Electrogastrography (EGG) can be a useful adjunctive diagnostic test. EGG measures gastric slow-wave myoelectrical activity typically via cutaneous electrodes positioned along the long axis of the stomach. A pre-prandial recording is captured for approximately 45–60 min, then the patient is given a meal, followed by a 45- to 60-min postprandial recording, although shorter recording periods can be used as well. Healthy controls produce EGG recordings that exhibit uniform waveforms of three cycles per minute, which increase in amplitude after ingestion of a meal, and both the frequency and amplitude of the EGG can be important measures, as well as the propagation between channels of EGG signal. Cutaneous electrogastrography can be amplified by the use of more direct measures, such as mucosal or serosal electrograms. Electrograms are not conducted routinely, but they may offer additional sensitivity and indications of disordered gastric function in a given patient [80]. New work with high-resolution EGG systems offer the potential for more sensitive electrical measurements and possible wider utilization and acceptance.
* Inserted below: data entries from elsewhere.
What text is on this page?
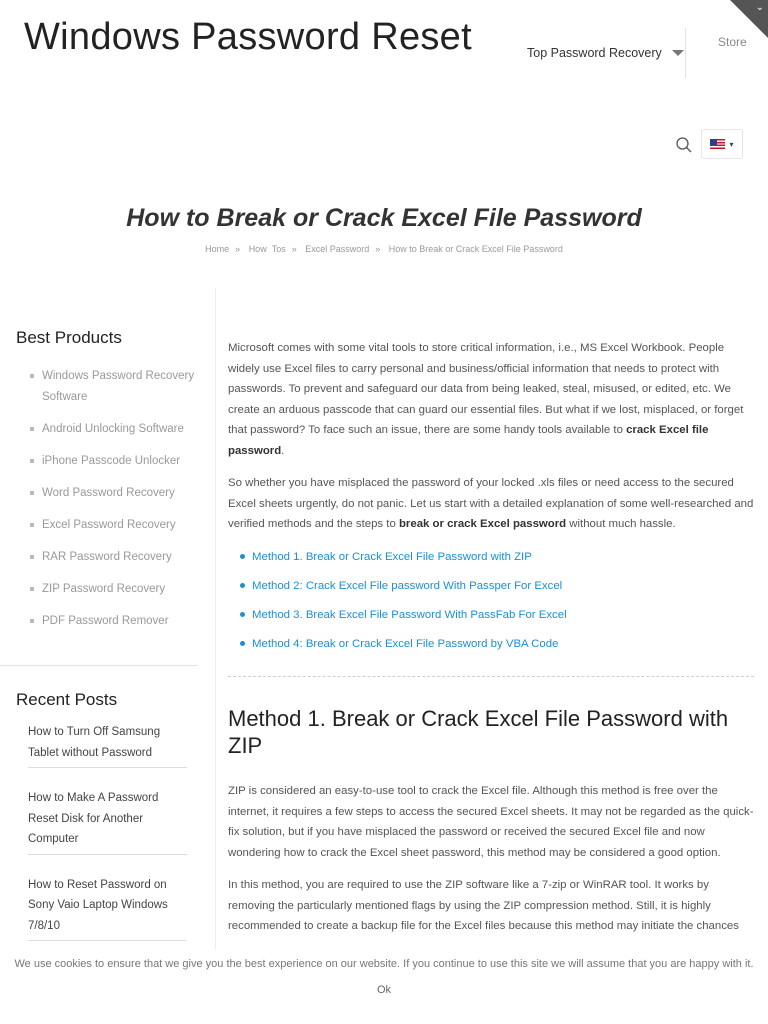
Windows Password Reset	Top Password Recovery
Store
⌄
▾
How to Break or Crack Excel File Password
Home » How_Tos » Excel Password » How to Break or Crack Excel File Password
Best Products
Windows Password Recovery Software
Android Unlocking Software
iPhone Passcode Unlocker
Word Password Recovery
Excel Password Recovery
RAR Password Recovery
ZIP Password Recovery
PDF Password Remover
Recent Posts
How to Turn Off Samsung Tablet without Password
How to Make A Password Reset Disk for Another Computer
How to Reset Password on Sony Vaio Laptop Windows 7/8/10

Microsoft comes with some vital tools to store critical information, i.e., MS Excel Workbook. People widely use Excel files to carry personal and business/official information that needs to protect with passwords. To prevent and safeguard our data from being leaked, steal, misused, or edited, etc. We create an arduous passcode that can guard our essential files. But what if we lost, misplaced, or forget that password? To face such an issue, there are some handy tools available to crack Excel file password.

So whether you have misplaced the password of your locked .xls files or need access to the secured Excel sheets urgently, do not panic. Let us start with a detailed explanation of some well-researched and verified methods and the steps to break or crack Excel password without much hassle.

Method 1. Break or Crack Excel File Password with ZIP
Method 2: Crack Excel File password With Passper For Excel
Method 3. Break Excel File Password With PassFab For Excel
Method 4: Break or Crack Excel File Password by VBA Code
Method 1. Break or Crack Excel File Password with ZIP

ZIP is considered an easy-to-use tool to crack the Excel file. Although this method is free over the internet, it requires a few steps to access the secured Excel sheets. It may not be regarded as the quick-fix solution, but if you have misplaced the password or received the secured Excel file and now wondering how to crack the Excel sheet password, this method may be considered a good option.

In this method, you are required to use the ZIP software like a 7-zip or WinRAR tool. It works by removing the particularly mentioned flags by using the ZIP compression method. Still, it is highly recommended to create a backup file for the Excel files because this method may initiate the chances

We use cookies to ensure that we give you the best experience on our website. If you continue to use this site we will assume that you are happy with it.
Ok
Differential diagnosis of Diabetic Gastroparesis

The nonspecific nature of the clinical features of gastroparesis makes for a broad differential diagnosis, which includes endocrine and metabolic disorders, autoimmune and connective tissue diseases, central nervous system lesions and GI syndromes, as shown in Table 9. Careful review of clinical presentation and diagnostics is warranted since other reversible causes of nausea and emesis, may masquerade as gastroparesis [70, 81].

Table 9.

Differential diagnosis of gastroparesis

Differential	Evaluation
Rumination syndrome	History of passive regurgitation of unpleasant tasting substances without preceding nausea
Cyclical vomiting syndrome	Episodic bouts of emesis with intervening asymptomatic periods
Pregnancy	Pregnancy testing
Celiac disease	Serology and endoscopy
Gastric outlet obstruction	Upper endoscopy or barium series
Complete bowel obstruction	Bowel films and other imaging
Partial small-bowel obstruction Crohn’s disease with small bowel stricture	Small bowel follow through or computed tomography enterography or enteroclysis
Hypothyroidism	THS testing to screen for hypothyroidism
Diabetes	HbA1C, or 2 h glucose tolerance test
Diabetic ketosis/ketoacidosis	Acute onset, laboratory tests, including anion gap and ketone derivatives are helpful Normoglycemia does not rule out diabetic ketoacidosis
Functional dyspepsia	Milder symptoms: may have mild delay in gastric emptying
CNS disorders	Examination: cranial nerve palsies, cerebellar signs, CNS imaging
Addison’s (primary) or secondary adrenal insufficiency	Nausea but seldom with emesis. Clinical signs buccal pigmentation, low cortisol with elevated ACTH levels (primary). May coexist with autoimmune diseases such as type 1 diabetes mellitus, Hashimoto’s thyroiditis or Graves’ disease. Secondary (ACTH) deficiency is often from a pituitary tumor with headache and visual complaints, as well as hypogonadism
Medication effects	Refer to list of medications that delay gastric emptying
Cannabinoid hyperemesis syndrome	History of marijuana use, relief of GI symptoms with hot showers
Pseudo bowel obstruction	Radiograph suggestive of dilated loops with no obstruction: ANA, anti-Scl 70, fat biopsy, ANNA-1, CPK.(infiltrative diseases)
Eating disorders: anorexia and bulimia	Clinical presentation helpful. Re-alimentation and maintenance of body weight improves symptoms [82, 83]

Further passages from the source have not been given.